Why a new model designed to tabulate localized influenza outbreaks faces significant hurdles.
Image: CDC/ Dr. Erskine Palmer
A new study leveraging online search trends to gain a picture of current, local influenza outbreaks is showing some signs of promise, though researchers say they remain hamstrung by a lack of access to complete live data.
Monitoring and forecasting influenza and flu-like illnesses can be a critical tool for public health officials. But while forecasting models continue to become more widely available, they generally don’t have the ability to predict accurate results at the local level.
To remedy that, scientists have developed ways to use data from local health departments, along with surveys of flu symptom mentions in search queries and social media posts, to gain a picture of what’s happening in a given area.
The most prominent effort at influenza “nowcasting” was Google Flu Trends (GFT), a program first developed by Google in 2008 to surveil internet postings for signs that flu outbreaks were occurring. However, the company shelved that effort after it was shown in 2013 to have badly overestimated instances of the flu.
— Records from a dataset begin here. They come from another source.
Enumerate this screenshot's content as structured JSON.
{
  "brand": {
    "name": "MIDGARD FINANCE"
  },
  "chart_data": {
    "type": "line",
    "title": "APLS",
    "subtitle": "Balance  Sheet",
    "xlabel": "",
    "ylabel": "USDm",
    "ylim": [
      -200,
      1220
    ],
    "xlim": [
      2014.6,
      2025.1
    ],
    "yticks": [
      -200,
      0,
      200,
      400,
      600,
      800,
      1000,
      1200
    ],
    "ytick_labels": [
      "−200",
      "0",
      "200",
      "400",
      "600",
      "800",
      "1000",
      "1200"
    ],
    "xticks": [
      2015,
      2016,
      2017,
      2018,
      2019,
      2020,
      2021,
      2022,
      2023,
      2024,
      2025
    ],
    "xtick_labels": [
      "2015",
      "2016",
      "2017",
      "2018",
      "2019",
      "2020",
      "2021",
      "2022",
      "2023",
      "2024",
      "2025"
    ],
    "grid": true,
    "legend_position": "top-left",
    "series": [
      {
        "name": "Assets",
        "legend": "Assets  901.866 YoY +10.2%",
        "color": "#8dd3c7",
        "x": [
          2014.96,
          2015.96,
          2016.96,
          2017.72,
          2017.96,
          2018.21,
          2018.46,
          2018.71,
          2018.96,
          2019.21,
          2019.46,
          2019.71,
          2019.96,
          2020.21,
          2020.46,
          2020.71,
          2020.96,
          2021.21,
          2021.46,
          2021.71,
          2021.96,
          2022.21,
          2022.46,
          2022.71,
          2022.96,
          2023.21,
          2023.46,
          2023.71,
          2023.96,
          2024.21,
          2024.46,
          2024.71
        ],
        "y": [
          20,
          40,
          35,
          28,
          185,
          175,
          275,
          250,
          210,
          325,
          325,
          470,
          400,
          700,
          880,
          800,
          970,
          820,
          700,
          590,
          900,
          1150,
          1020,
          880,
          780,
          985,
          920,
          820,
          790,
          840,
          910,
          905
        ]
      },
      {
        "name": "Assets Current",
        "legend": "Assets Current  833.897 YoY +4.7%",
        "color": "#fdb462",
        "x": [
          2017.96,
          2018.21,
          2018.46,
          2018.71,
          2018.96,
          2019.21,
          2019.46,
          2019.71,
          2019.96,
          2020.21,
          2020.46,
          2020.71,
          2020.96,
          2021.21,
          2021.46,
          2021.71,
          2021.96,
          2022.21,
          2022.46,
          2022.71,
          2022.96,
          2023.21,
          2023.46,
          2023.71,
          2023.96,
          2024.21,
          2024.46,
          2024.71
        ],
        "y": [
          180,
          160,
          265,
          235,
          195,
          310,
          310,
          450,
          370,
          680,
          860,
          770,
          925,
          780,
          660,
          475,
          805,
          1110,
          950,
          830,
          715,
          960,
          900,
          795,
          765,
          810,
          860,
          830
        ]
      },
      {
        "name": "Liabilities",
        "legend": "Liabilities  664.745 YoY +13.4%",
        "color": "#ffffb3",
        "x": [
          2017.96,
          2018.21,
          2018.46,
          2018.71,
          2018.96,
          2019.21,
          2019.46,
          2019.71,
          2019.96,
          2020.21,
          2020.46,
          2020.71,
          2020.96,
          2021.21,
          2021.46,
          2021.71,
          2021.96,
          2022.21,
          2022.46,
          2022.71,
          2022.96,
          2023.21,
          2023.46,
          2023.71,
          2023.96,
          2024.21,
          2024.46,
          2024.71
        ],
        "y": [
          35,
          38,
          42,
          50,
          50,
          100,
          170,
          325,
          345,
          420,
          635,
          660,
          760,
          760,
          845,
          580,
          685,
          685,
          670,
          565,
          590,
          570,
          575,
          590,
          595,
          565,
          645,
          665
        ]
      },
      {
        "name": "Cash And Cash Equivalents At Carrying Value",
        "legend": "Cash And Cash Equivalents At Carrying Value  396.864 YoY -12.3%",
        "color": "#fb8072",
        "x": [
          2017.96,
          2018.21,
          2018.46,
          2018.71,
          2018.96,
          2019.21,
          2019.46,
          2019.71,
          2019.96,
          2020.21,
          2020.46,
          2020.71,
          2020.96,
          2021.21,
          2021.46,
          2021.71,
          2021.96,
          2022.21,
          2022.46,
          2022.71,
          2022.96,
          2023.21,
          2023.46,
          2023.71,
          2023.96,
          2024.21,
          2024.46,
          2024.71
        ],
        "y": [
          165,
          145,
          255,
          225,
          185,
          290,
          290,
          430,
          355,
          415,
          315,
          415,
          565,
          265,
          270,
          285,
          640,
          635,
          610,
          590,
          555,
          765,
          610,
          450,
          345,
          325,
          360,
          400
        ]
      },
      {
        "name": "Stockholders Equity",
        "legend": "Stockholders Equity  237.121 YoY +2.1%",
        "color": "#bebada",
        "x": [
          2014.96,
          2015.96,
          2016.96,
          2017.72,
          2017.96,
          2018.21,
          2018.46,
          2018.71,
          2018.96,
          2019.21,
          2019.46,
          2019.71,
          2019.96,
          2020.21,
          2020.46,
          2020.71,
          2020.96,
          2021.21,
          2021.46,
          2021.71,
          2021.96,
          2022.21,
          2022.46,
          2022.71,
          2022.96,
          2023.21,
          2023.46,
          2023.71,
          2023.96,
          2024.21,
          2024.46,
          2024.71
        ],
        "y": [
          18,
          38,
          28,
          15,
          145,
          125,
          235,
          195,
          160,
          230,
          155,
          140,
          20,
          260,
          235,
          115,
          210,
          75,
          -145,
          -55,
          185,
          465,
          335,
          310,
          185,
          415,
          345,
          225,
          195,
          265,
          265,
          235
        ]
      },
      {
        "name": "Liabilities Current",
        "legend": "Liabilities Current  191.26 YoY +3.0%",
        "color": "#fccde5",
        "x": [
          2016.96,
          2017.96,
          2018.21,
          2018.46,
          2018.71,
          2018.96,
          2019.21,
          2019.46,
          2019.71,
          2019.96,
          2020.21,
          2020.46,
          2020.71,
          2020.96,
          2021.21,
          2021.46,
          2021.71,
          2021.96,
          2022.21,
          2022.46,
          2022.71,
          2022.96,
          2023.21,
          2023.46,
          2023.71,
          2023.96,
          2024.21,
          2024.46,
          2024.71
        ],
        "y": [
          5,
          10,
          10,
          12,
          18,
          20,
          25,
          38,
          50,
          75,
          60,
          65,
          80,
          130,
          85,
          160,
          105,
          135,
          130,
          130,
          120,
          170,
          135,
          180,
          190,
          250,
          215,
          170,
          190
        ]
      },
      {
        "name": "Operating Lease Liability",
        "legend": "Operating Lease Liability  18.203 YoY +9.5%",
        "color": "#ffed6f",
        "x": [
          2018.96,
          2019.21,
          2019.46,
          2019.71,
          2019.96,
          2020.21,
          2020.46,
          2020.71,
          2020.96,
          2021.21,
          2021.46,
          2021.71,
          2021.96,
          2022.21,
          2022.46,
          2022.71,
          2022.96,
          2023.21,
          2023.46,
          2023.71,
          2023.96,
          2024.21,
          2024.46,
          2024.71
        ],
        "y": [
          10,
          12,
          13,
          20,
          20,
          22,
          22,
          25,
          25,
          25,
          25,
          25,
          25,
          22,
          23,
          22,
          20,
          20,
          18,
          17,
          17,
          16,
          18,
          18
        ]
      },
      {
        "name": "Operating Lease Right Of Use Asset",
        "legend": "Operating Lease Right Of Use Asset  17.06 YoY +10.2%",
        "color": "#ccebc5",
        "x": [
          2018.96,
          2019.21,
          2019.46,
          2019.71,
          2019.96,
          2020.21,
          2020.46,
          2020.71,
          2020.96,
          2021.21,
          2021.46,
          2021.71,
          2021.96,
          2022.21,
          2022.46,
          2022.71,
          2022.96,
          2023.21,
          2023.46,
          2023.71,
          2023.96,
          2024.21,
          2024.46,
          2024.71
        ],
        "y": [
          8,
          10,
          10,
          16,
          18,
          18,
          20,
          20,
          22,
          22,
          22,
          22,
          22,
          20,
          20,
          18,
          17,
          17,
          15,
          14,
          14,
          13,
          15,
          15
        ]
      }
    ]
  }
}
Picking up the baton, researchers from Columbia University recently developed their own “nowcasting” model, which used flu-like illness data at the state level, along with web-based search activity from Google Extended Trends. Their findings, published earlier this month, were mixed.
“These results suggest that the proposed methods may be an alternative to the discontinued GFT and that further improvements in the quality of subregional nowcasts may require increased access to more finely resolved surveillance data,” the authors wrote.
In short, the team’s method beat an autoregressive model but underperformed compared to GFT. When the method was altered to include subregional surveillance data, it fared better versus GFT. Due to the proprietary nature of Google’s product, it’s not clear whether GFT performed better due to access to a fuller set of data, or it simply had better methodology.
The study also found that states with larger populations were easier to accurately assess, likely due to the increase in available data points.
Study co-author Sasikiran Kandula, MS, of Columbia University, says acquiring accurate local data is a major hurdle.
“Starting this season, CDC is releasing data at state level, and this may improve the nowcasts, although we have not yet had a chance to assess,” Kandula tells Healthcare Analytics News™.
However, Kandula says, public health agencies are likely the best route to accurate and robust information, since private companies might lack the incentives to regularly publish such data.
“And if they do make them public, translating this data into reliable estimates of disease incidence is far from straight-forward,” Kandula says. “I doubt they are an alternative to public health surveillance systems.”
As the team from Columbia works to improve its nowcasting modeling, the researchers envision a future when subregional data can be leveraged to help healthcare organizations better plan for influenza outbreaks.
“The forecasts may be useful to hospital administrators to allocate beds, manage staffing, [and] supplies; and for local departments of health to distribute PSAs, push vaccination drives or decide on school closings,” Kandula says.
The study, titled “Subregional Nowcasts of Seasonal Influenza Using Search Trends,” was published Nov. 6 in the Journal of Medical Internet Research.